Some of the most successful companies started small and local and it is through strategy, hard work and catching the right trend that they have got to where they are now. Systematic upscaling needs to be controlled by the startup, in order to get the best possible result.

Expansion Nationally

Expansion does not necessarily mean international. Many businesses may start off by getting additional premises in the same locale or nearby. Particularly for food establishments, this is an effective way of expanding.

Expansion Internationally

For many companies, they will notice that they are naturally getting attention overseas. Orders and enquiries might start coming in for overseas delivery. If this is the case it might be time to think about expanding to international markets. Once your custom base is made up of 25% orders from overseas then it is time to start thinking about how you can scale up internationally.

In either case, the expansion needs to be well planned and executed in order to get the most success from it. This requires some planning time and logistics, as well as being flexible, adaptable and innovative. The steps involved in upscaling internationally may be slightly different in terms of accepting different payment methods and translating into different languages, however, the common goal is to complete as much thorough research on wherever your next venture will be as possible, learning about local customers’ expectations and needs.

Focus On UX

This is something of a buzzword being used in marketing a lot at the moment, and yet, as tech trends lead the way in business, it is essential to making sure customers have an enjoyable experience. This, in turn, means they are likely to come back.
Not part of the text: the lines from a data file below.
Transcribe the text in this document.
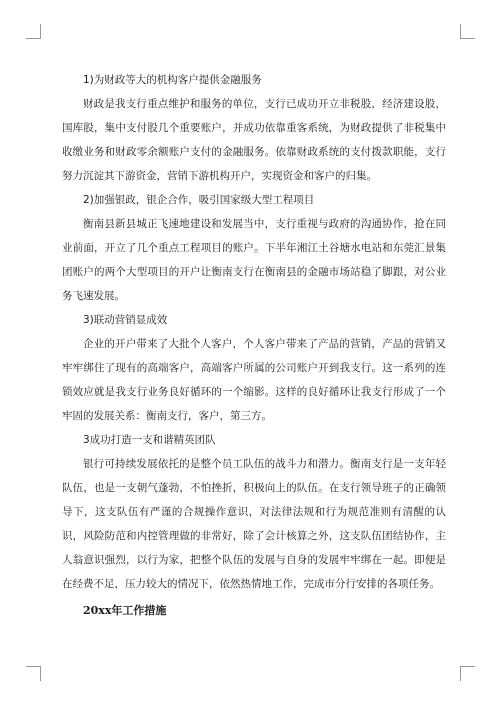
1)为财政等大的机构客户提供金融服务

财政是我支行重点维护和服务的单位，支行已成功开立非税股，经济建设股，国库股，集中支付股几个重要账户，并成功依靠重客系统，为财政提供了非税集中收缴业务和财政零余额账户支付的金融服务。依靠财政系统的支付拨款职能，支行努力沉淀其下游资金，营销下游机构开户，实现资金和客户的归集。

2)加强银政，银企合作，吸引国家级大型工程项目

衡南县新县城正飞速地建设和发展当中，支行重视与政府的沟通协作，抢在同业前面，开立了几个重点工程项目的账户。下半年湘江土谷塘水电站和东莞汇景集团账户的两个大型项目的开户让衡南支行在衡南县的金融市场站稳了脚跟，对公业务飞速发展。

3)联动营销显成效

企业的开户带来了大批个人客户，个人客户带来了产品的营销，产品的营销又牢牢绑住了现有的高端客户，高端客户所属的公司账户开到我支行。这一系列的连锁效应就是我支行业务良好循环的一个缩影。这样的良好循环让我支行形成了一个牢固的发展关系：衡南支行，客户，第三方。

3成功打造一支和谐精英团队

银行可持续发展依托的是整个员工队伍的战斗力和潜力。衡南支行是一支年轻队伍，也是一支朝气蓬勃，不怕挫折，积极向上的队伍。在支行领导班子的正确领导下，这支队伍有严谨的合规操作意识，对法律法规和行为规范准则有清醒的认识，风险防范和内控管理做的非常好，除了会计核算之外，这支队伍团结协作，主人翁意识强烈，以行为家，把整个队伍的发展与自身的发展牢牢绑在一起。即便是在经费不足，压力较大的情况下，依然热情地工作，完成市分行安排的各项任务。

20xx年工作措施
Planning the way you and staff will respond to every customer touch point means a holistic and supportive experience, which guarantees repeat custom.

How you can focus on UX is dependent on several things which will be personal to your business, and always starts with your points of contact. For example, your website, social media and shop front, as well as telephone line. Whatever channel you are getting your custom through, you need to think about how it feels to be a customer at that point. What do they want? What could make the experience easier? With international expansion, this will mean having the main website translated into the native language(s) of country(ies) you are expanding to.
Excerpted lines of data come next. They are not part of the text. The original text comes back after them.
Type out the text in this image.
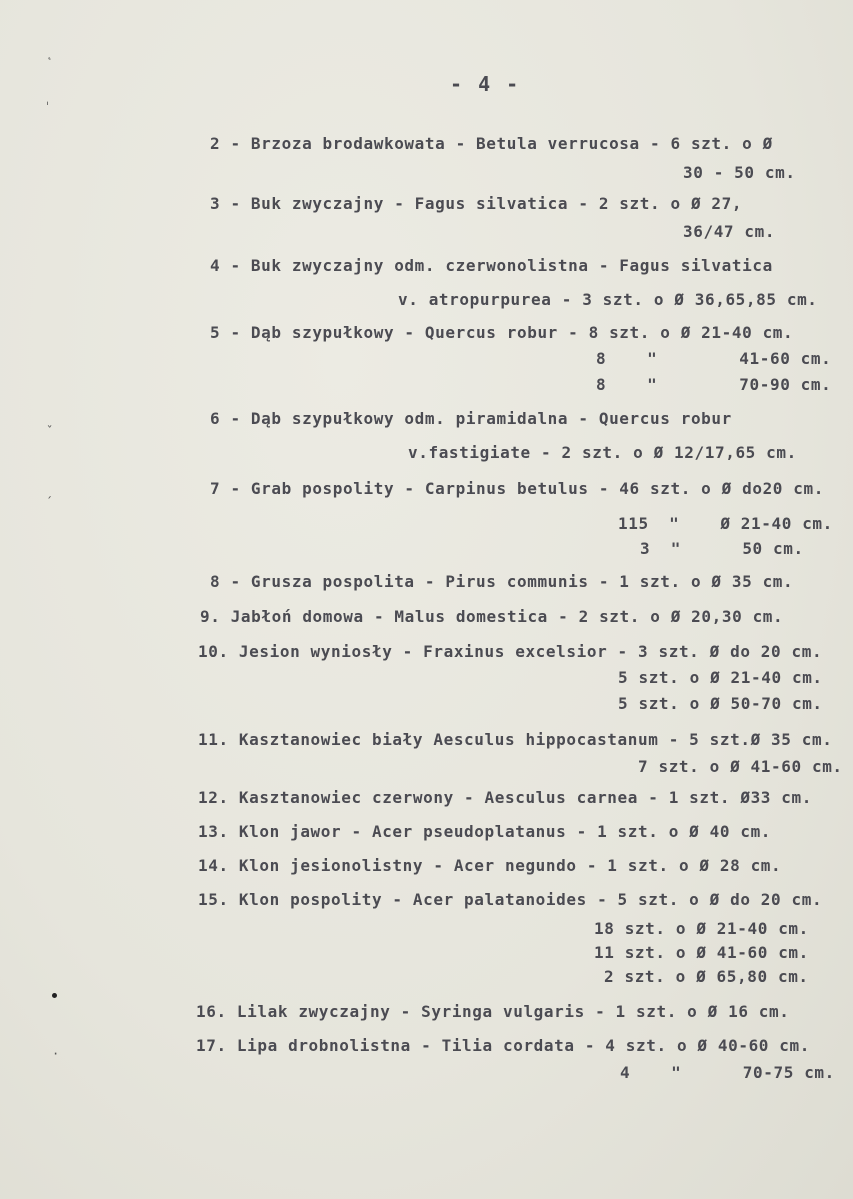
˛
ˈ
ˇ
ˏ
·
- 4 -
2 - Brzoza brodawkowata - Betula verrucosa - 6 szt. o Ø
30 - 50 cm.
3 - Buk zwyczajny - Fagus silvatica - 2 szt. o Ø 27,
36/47 cm.
4 - Buk zwyczajny odm. czerwonolistna - Fagus silvatica
v. atropurpurea - 3 szt. o Ø 36,65,85 cm.
5 - Dąb szypułkowy - Quercus robur - 8 szt. o Ø 21-40 cm.
8    "        41-60 cm.
8    "        70-90 cm.
6 - Dąb szypułkowy odm. piramidalna - Quercus robur
v.fastigiate - 2 szt. o Ø 12/17,65 cm.
7 - Grab pospolity - Carpinus betulus - 46 szt. o Ø do20 cm.
115  "    Ø 21-40 cm.
3  "      50 cm.
8 - Grusza pospolita - Pirus communis - 1 szt. o Ø 35 cm.
9. Jabłoń domowa - Malus domestica - 2 szt. o Ø 20,30 cm.
10. Jesion wyniosły - Fraxinus excelsior - 3 szt. Ø do 20 cm.
5 szt. o Ø 21-40 cm.
5 szt. o Ø 50-70 cm.
11. Kasztanowiec biały Aesculus hippocastanum - 5 szt.Ø 35 cm.
7 szt. o Ø 41-60 cm.
12. Kasztanowiec czerwony - Aesculus carnea - 1 szt. Ø33 cm.
13. Klon jawor - Acer pseudoplatanus - 1 szt. o Ø 40 cm.
14. Klon jesionolistny - Acer negundo - 1 szt. o Ø 28 cm.
15. Klon pospolity - Acer palatanoides - 5 szt. o Ø do 20 cm.
18 szt. o Ø 21-40 cm.
11 szt. o Ø 41-60 cm.
2 szt. o Ø 65,80 cm.
16. Lilak zwyczajny - Syringa vulgaris - 1 szt. o Ø 16 cm.
17. Lipa drobnolistna - Tilia cordata - 4 szt. o Ø 40-60 cm.
4    "      70-75 cm.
Language & Its Permutations

UX does not end with an easy website. It covers everything from how the customer journey begins, how their queries are answered, how they pay and what aftercare they receive. You will need to carry out effective research prior to expansion in order to make sure that your touchpoints have the right language, but not just in terms of English and overseas languages, rather in terms of understanding relevance to the area you are expanding to. This covers language, and if it is within the same country, this can vary from place to place. For example, there are over fifteen colloquial words for bread rolls used in the UK. If you’re expanding from Northampton to Yorkshire you may find your bap becomes a cob!
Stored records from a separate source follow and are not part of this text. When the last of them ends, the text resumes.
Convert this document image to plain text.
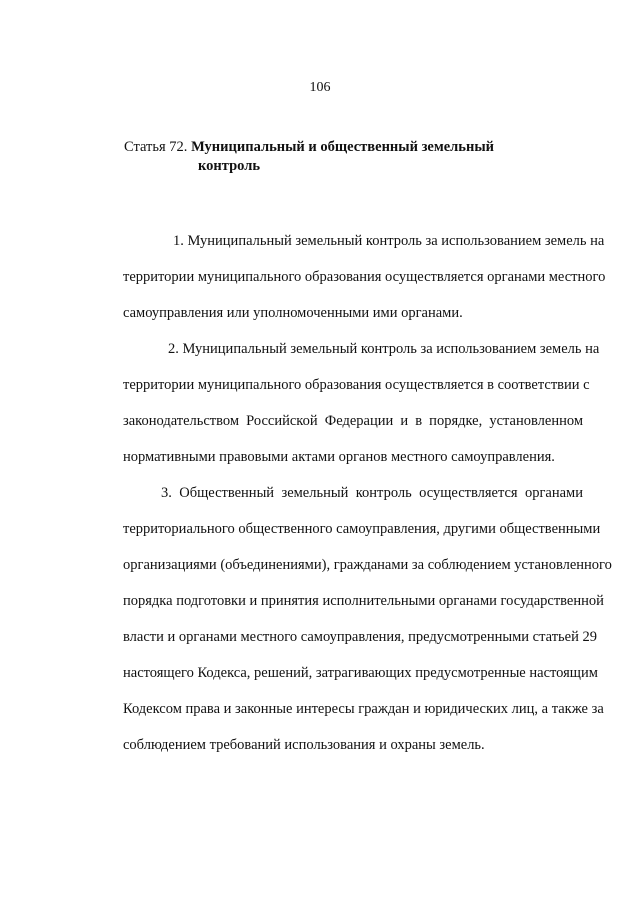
106
Статья 72. Муниципальный и общественный земельный
контроль
1. Муниципальный земельный контроль за использованием земель на
территории муниципального образования осуществляется органами местного
самоуправления или уполномоченными ими органами.
2. Муниципальный земельный контроль за использованием земель на
территории муниципального образования осуществляется в соответствии с
законодательством Российской Федерации и в порядке, установленном
нормативными правовыми актами органов местного самоуправления.
3. Общественный земельный контроль осуществляется органами
территориального общественного самоуправления, другими общественными
организациями (объединениями), гражданами за соблюдением установленного
порядка подготовки и принятия исполнительными органами государственной
власти и органами местного самоуправления, предусмотренными статьей 29
настоящего Кодекса, решений, затрагивающих предусмотренные настоящим
Кодексом права и законные интересы граждан и юридических лиц, а также за
соблюдением требований использования и охраны земель.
Also known as context, this is a key part of expanding anywhere. Research the customs and culture of the area. For example, if you were to be expanding to somewhere with a larger Muslim community, or indeed a Muslim country, you may find it helpful to know that a thumbs up symbol is actually very offensive. Similarly China, Japan and some other Asian countries consider the number four to be bad luck and gift sets in these laces tend to either be for three or five. Even if your expansion is not into another country, finding out what is relevant to the locals where you are planning to go will be helpful in making sure no toes are trodden on.

Legal Issues

Expanding to another country and setting up any premises there can be a legal minefield and it is always best to seek legal advice from experts. Firms like Withers LLP have a team of specifically trained advisers in matters of international immigration, including business legal advice overseas. Take time to get as much advice in this process as possible, in order to achieve a smooth expansion. Having someone well versed in the process will be a comfort, as well as ensuring everything you do is correct in the eyes of the law.

These are exciting times for startups and with a bit of guidance, expanding should be driven forward.